The third critical vulnerability (​​CVE-2022-25247) is in another Axeda component called EremoteServer.exe. This is a deployment tool that should only be used by the vendor when configuring an agent for a product line, but in some cases the tool is not removed after this and is deployed with the agent.

The protocol supported by the ERemoteServer service on port 3076 supports the following actions: upload a file to the device, download a file from the device, run a program, request directory/file information , shut down ERemoteServer, shut down xGate, and recover Axeda’s Agent version, the researchers explain. These actions allow remote code execution.

Other vulnerabilities include CVE-2022-25252, a denial of service issue in the xBase39.dll library that can cause the agent service to crash via a malicious request; CVE-2022-25248, information leak via live event log provided by ERemoteServer without authentication on port 3077; CVE-2022-25250, a denial of service issue that stems from xGate accepting certain commands on port 3011 without authentication; and CVE-2022-25249, a directory traversal flaw in the web service provided by xGate on ports 56120 and 56130 that could allow an attacker to read any file on disk to which the agent has access.

Exploitation of these vulnerabilities requires an attacker to be on the same network segment as the vulnerable devices, but this can be achieved in a number of ways, from infecting a workstation via spear phishing to exploiting vulnerabilities in publicly available services and then performing a sideways move.

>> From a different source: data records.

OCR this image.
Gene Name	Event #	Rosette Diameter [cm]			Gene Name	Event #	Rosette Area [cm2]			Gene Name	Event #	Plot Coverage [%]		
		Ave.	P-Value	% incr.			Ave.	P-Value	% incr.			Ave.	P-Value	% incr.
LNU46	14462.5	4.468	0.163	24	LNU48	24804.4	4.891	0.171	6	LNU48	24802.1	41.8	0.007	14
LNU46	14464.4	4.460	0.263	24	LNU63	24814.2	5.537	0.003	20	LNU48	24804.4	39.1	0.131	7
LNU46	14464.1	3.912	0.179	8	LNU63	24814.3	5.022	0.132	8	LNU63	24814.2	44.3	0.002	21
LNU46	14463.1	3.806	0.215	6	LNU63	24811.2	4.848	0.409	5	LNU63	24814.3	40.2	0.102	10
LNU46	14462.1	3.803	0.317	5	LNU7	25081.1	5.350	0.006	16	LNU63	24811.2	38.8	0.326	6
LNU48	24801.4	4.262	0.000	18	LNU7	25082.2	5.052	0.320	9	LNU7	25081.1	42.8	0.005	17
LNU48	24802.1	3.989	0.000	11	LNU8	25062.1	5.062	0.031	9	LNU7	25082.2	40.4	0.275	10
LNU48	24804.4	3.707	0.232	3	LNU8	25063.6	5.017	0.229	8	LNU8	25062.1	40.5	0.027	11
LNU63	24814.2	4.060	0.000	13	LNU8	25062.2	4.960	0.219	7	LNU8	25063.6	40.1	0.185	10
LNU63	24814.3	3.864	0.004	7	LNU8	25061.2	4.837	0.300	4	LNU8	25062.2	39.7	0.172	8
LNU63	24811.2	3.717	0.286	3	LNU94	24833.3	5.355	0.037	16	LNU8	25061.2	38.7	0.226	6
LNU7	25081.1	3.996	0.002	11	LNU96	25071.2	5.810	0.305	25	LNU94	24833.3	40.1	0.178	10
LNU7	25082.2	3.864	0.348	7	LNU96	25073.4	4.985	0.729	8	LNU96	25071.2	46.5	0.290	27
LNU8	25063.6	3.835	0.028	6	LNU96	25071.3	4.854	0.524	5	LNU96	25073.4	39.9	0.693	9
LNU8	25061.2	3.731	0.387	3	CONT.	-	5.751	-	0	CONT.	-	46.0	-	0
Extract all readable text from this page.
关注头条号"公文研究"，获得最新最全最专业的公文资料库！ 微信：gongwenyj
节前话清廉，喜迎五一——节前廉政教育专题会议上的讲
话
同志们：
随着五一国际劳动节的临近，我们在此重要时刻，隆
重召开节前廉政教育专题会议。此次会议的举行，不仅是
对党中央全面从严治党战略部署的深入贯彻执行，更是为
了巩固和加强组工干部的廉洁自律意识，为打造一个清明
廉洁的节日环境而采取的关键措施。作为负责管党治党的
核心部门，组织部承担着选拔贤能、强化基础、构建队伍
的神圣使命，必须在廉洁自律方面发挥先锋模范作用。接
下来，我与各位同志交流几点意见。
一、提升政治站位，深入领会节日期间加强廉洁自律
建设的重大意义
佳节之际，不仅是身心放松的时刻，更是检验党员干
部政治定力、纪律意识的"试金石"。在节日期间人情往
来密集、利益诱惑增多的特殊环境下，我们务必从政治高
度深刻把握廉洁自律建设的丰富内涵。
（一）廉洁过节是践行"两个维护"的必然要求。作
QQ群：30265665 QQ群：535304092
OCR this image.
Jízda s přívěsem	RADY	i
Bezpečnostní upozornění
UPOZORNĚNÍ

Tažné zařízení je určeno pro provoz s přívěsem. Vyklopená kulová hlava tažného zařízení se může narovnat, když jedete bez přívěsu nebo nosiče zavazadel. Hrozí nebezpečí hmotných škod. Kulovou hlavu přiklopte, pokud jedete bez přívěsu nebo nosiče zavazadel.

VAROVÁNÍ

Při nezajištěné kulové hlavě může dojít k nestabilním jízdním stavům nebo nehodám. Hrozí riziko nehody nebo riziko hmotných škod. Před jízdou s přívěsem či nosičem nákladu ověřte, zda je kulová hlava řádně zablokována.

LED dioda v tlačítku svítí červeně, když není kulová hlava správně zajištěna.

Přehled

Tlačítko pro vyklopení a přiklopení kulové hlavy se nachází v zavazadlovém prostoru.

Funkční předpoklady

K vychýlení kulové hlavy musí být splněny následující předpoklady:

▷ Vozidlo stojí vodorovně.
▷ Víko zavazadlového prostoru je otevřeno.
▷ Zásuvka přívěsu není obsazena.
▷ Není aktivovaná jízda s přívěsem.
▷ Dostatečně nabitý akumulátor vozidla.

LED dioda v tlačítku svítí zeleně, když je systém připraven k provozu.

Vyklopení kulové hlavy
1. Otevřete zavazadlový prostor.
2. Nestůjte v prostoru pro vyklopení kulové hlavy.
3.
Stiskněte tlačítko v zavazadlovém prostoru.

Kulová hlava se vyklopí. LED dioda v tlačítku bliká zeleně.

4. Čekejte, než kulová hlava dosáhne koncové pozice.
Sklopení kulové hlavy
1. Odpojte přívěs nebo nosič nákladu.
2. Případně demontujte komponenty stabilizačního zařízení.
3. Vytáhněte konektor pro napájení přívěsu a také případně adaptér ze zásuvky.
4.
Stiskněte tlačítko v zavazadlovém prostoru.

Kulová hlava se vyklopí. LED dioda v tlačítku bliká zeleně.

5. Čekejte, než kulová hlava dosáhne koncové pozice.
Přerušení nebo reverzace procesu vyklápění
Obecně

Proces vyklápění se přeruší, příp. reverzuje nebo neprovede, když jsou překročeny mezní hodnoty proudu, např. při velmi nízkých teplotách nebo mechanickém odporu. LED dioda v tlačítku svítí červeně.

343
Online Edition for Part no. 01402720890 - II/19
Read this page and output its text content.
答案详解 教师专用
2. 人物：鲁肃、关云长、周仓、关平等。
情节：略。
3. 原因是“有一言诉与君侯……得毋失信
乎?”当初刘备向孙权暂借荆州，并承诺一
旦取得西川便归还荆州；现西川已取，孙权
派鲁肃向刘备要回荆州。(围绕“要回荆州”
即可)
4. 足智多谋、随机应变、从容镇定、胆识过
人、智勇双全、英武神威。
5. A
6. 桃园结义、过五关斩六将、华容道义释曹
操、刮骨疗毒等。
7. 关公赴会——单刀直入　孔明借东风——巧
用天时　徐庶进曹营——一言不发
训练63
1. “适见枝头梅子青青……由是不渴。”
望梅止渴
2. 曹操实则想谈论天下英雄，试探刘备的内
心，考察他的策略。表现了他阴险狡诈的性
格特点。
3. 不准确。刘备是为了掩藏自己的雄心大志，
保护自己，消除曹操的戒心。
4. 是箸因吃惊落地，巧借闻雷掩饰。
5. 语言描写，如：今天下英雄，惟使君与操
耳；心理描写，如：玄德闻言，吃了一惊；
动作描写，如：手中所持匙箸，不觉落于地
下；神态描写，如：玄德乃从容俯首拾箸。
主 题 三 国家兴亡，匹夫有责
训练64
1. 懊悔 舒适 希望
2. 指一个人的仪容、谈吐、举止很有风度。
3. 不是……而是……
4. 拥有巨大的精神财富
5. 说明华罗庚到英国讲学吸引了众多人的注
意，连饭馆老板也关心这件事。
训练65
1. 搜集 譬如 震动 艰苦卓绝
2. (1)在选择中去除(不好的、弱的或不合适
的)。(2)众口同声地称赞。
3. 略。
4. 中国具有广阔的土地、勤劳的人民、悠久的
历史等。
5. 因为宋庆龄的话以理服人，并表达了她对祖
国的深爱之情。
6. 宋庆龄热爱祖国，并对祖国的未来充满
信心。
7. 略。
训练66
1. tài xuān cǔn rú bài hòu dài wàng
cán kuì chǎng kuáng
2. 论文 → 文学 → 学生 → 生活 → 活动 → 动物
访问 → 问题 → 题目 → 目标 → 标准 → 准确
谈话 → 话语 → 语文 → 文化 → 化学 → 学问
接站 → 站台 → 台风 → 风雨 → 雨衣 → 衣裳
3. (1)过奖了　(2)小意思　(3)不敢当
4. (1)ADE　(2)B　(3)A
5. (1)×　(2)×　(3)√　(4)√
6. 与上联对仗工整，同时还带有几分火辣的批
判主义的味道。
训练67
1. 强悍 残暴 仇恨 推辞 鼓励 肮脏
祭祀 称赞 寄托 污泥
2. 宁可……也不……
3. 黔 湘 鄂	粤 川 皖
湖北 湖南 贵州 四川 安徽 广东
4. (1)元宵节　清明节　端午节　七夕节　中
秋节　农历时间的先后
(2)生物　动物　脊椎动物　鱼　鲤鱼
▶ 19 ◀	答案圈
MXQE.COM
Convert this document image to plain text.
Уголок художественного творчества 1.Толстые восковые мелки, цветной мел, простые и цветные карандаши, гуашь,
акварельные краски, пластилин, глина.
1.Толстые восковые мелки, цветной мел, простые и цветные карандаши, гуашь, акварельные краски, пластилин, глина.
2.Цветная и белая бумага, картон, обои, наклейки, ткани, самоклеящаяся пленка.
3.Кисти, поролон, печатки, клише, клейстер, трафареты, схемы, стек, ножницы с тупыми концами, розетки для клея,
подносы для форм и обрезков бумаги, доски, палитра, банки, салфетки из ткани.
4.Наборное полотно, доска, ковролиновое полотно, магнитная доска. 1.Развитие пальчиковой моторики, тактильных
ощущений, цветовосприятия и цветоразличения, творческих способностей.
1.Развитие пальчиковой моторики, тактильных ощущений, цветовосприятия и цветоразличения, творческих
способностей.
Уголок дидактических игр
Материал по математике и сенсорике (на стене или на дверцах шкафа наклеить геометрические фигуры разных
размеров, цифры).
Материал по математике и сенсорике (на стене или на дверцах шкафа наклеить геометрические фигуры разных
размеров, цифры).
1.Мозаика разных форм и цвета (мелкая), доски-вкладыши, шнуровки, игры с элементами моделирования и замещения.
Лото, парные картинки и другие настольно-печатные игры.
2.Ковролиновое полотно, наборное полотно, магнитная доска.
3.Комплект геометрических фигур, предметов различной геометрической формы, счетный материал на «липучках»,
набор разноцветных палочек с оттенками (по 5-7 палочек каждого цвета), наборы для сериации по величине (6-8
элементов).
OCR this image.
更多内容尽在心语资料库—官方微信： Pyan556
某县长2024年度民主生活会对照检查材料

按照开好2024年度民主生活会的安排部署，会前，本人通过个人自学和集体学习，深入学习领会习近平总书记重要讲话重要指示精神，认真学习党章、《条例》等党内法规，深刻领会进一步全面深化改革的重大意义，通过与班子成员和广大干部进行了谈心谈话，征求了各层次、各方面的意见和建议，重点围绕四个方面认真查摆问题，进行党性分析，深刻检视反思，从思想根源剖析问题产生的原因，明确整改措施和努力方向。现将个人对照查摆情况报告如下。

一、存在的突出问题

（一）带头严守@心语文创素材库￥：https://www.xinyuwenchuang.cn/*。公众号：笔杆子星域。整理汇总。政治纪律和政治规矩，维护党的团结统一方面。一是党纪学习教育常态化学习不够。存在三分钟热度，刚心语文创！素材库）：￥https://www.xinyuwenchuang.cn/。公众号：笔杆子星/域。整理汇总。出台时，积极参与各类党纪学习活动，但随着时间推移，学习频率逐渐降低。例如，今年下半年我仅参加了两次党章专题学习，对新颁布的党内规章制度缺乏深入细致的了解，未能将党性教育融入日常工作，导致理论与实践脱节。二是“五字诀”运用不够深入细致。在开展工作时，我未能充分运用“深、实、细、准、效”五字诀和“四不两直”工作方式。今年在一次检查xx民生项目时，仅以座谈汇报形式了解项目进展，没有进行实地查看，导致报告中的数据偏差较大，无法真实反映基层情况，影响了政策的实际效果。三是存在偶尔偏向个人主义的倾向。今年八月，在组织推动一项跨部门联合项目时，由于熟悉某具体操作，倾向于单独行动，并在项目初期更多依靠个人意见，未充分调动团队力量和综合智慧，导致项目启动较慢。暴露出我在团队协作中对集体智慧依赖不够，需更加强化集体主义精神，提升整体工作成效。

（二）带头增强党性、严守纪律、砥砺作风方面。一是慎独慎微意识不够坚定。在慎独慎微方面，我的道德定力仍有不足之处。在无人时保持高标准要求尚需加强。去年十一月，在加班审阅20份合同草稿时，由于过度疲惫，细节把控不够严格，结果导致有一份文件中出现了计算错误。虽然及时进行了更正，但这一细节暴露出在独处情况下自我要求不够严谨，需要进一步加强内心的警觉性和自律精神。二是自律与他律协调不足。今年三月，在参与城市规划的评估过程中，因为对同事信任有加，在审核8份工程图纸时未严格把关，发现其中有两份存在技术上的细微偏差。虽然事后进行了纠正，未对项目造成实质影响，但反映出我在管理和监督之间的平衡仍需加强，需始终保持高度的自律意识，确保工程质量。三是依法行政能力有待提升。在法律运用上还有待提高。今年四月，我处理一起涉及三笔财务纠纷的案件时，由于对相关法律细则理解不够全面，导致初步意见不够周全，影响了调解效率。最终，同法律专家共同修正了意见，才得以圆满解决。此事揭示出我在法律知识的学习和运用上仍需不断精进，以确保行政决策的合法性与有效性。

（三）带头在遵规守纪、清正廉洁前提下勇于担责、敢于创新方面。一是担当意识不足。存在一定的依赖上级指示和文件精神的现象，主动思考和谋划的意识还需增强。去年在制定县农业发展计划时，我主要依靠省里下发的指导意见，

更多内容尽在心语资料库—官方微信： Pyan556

In the healthcare industry, there are many potential attack vectors, including guest Wi-Fi networks, network outlets and network-connected devices that visitors can access, public portals used for appointments or data sharing, etc., the Forescout researchers said in their report.

Mitigating Axeda vulnerabilities

PTC has released updated versions of agent software, but most users will have to wait for their device manufacturers to release updates. The updated agent versions are 6.9.1 build 1046, 6.9.2 build 1049, and 6.9.3 build 1051. Device vendors must also configure the Axeda agent and ADS service to only listen on the localhost interface and prevent exposure open ports on the local network and remove all deployment utilities from production devices.

Users should scan and inventory all of their devices that run Axeda agents, then apply appropriate network segmentation to prevent communication with unauthorized systems or servers. They should also consider blocking some of the ports if the functionality provided through them is not needed: 56120 and 56130, the web service for the Axeda agent; 3011, which can be used to send a stop signal to the agent; 3031, for agent configuration; 5920 and 5820 for optional VNC remote desktop service; 3077, for the event log which is only meant to be used during deployment and 3076, which provides code execution and filesystem access through the ERemoteServer deployment tool.

“If you don’t need them enabled, it’s easier to monitor traffic on those ports, because you should expect a very steady type of traffic there,” dos Santos says. “So I think on the bright side, even if the patch is hard, the mitigation is more immediate in this case.”

Forescout notified CISA, the Health Information Sharing and Analysis Center (H-ISAC), and the FDA. Disclosure coordination took 210 days and so far around 10 vendors have confirmed they may be affected, but the actual number is expected to be much higher.